Evangelho de domingo: Transfiguração

Comentário ao Evangelho do II domingo da Quaresma (Ciclo B). «Mestre, como é bom estarmos aqui! Façamos três tendas: uma para Ti, outra para Moisés, outra para Elias». A petição de Pedro expressa o desejo de todo o coração humano de permanecer para sempre a contemplar com alegria o rosto glorioso de Deus. Foi para isso que fomos chamados: para a bem-aventurança eterna. Mas para chegar a ela, o caminho passa pela Cruz.

Evangelho (Mc 9, 2-10)

Naquele tempo, Jesus tomou consigo Pedro, Tiago e João e subiu só com eles para um lugar retirado num alto monte e transfigurou-Se diante deles. As suas vestes tornaram-se resplandecentes, de tal brancura que nenhum lavadeiro sobre a terra as poderia assim branquear. Apareceram-lhes Moisés e Elias, conversando com Jesus. Pedro tomou a palavra e disse a Jesus

«Mestre, como é bom estarmos aqui! Façamos três tendas: uma para Ti, outra para Moisés, outra para Elias».

Não sabia o que dizia, pois estavam atemorizados. Veio então uma nuvem que os cobriu com a sua sombra e da nuvem fez-se ouvir uma voz:

«Este é o meu Filho muito amado: escutai-O».

De repente, olhando em redor, não viram mais ninguém, a não ser Jesus, sozinho com eles. Ao descerem do monte, Jesus ordenou-lhes que não contassem a ninguém o que tinham visto, enquanto o Filho do homem não ressuscitasse dos mortos. Eles guardaram a recomendação, mas perguntavam entre si o que seria ressuscitar dos mortos.


Comentário

O Evangelho de Marcos situa esta cena num momento delicado para os apóstolos. Pouco antes, Jesus tinha-lhes manifestado claramente: «Se alguém quiser seguir-Me, renuncie a si mesmo, tome a sua cruz e siga-Me. Na verdade, quem quiser salvar a sua vida perdê-la-á; mas quem perder a vida, por causa de Mim e do Evangelho, salvá-la-á» (Mc 8, 34-35). É compreensível o desconcerto e o temor dos seus discípulos diante de advertências tão graves.

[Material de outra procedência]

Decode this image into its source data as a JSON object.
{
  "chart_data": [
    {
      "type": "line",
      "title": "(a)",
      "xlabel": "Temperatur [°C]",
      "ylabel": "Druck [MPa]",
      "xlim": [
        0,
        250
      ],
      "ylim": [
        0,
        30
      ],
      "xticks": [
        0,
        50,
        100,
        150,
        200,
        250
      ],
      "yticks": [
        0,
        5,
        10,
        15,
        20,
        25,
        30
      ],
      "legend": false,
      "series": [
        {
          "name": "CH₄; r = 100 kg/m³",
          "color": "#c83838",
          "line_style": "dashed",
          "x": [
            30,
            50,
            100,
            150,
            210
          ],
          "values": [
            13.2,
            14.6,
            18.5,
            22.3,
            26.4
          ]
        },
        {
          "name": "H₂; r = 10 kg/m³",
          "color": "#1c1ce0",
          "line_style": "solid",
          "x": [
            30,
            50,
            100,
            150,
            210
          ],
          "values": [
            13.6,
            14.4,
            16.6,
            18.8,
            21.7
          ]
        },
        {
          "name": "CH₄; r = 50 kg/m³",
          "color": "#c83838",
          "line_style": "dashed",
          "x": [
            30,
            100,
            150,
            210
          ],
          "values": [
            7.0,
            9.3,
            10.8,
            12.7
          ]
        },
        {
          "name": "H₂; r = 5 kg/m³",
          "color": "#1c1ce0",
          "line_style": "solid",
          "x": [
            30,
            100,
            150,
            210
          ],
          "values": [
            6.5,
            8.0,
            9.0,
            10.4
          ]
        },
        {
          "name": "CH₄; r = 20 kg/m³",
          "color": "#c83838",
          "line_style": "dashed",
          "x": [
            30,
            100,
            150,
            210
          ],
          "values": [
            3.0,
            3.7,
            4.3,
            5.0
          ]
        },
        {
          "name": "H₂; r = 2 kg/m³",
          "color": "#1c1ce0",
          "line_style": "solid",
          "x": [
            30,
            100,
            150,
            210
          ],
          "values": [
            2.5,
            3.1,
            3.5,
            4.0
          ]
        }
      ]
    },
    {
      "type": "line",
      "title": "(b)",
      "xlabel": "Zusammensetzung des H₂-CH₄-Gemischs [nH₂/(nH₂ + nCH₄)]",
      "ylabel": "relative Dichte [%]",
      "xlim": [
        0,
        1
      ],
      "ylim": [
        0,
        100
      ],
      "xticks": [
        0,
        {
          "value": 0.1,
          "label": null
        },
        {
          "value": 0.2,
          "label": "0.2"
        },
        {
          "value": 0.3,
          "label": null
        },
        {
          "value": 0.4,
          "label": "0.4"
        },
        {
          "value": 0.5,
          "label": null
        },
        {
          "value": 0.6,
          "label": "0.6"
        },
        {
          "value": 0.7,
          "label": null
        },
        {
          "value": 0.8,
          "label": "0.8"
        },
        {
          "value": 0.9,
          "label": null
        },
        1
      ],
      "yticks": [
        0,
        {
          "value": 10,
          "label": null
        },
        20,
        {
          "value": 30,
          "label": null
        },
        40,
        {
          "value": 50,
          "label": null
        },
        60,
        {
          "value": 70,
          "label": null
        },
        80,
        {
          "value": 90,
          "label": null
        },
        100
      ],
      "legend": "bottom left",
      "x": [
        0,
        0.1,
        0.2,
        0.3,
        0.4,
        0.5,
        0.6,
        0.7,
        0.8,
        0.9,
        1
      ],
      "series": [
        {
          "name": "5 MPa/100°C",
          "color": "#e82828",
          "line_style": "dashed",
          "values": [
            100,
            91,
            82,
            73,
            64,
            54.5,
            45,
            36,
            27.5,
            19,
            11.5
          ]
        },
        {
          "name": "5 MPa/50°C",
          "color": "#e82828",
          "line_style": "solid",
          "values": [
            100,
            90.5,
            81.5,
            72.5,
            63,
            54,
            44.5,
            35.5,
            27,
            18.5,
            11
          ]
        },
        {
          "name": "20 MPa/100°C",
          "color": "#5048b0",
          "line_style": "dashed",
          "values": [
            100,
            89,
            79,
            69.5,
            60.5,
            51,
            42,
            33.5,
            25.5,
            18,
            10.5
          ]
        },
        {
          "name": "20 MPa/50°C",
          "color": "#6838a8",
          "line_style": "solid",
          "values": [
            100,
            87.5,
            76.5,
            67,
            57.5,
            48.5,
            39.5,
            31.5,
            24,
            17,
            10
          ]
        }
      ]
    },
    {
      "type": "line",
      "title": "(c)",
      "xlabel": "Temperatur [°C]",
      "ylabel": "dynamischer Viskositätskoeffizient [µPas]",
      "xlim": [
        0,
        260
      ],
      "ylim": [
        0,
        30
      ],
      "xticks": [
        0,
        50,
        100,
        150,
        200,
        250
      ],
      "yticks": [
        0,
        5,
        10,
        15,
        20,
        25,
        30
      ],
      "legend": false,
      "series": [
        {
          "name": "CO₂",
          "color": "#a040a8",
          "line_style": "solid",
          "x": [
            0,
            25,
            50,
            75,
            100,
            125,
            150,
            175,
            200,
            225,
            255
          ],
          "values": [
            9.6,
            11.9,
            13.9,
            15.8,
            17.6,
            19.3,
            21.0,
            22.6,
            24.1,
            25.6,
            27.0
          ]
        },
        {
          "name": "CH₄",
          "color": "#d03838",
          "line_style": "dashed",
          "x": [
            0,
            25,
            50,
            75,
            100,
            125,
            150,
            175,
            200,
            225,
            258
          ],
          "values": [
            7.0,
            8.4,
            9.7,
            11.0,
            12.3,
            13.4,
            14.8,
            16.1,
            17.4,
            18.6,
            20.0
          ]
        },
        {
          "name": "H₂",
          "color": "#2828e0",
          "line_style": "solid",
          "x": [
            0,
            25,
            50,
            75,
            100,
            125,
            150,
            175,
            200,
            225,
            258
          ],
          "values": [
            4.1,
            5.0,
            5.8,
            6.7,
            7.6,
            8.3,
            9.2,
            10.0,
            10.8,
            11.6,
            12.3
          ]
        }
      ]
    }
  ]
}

Por isso, agora quer alimentar a sua esperança, manifestando a sua glória diante de Pedro, Tiago e João. Sobe a um alto monte, primeiro acompanhado pelos três discípulos, de modo análogo a como Moisés subiu ao monte Sinai, acompanhado por Aarão, Nadab e Abihú, seguido pelos anciãos do povo (cf. Ex 24, 9). Esses seriam os mesmos três apóstolos a quem Ele chamaria no Getsémani para O acompanhar mais de perto, enquanto os outros estavam um pouco mais afastados do lugar em que Jesus rezava em agonia (cf. Mc 14, 33). Contrastam as cenas de esplendor gozoso e de sofrimento angustiado nas quais Pedro, Tiago e João O acompanham, mas, ao mesmo tempo, ambas estão inseparavelmente relacionadas. Não há glória sem cruz.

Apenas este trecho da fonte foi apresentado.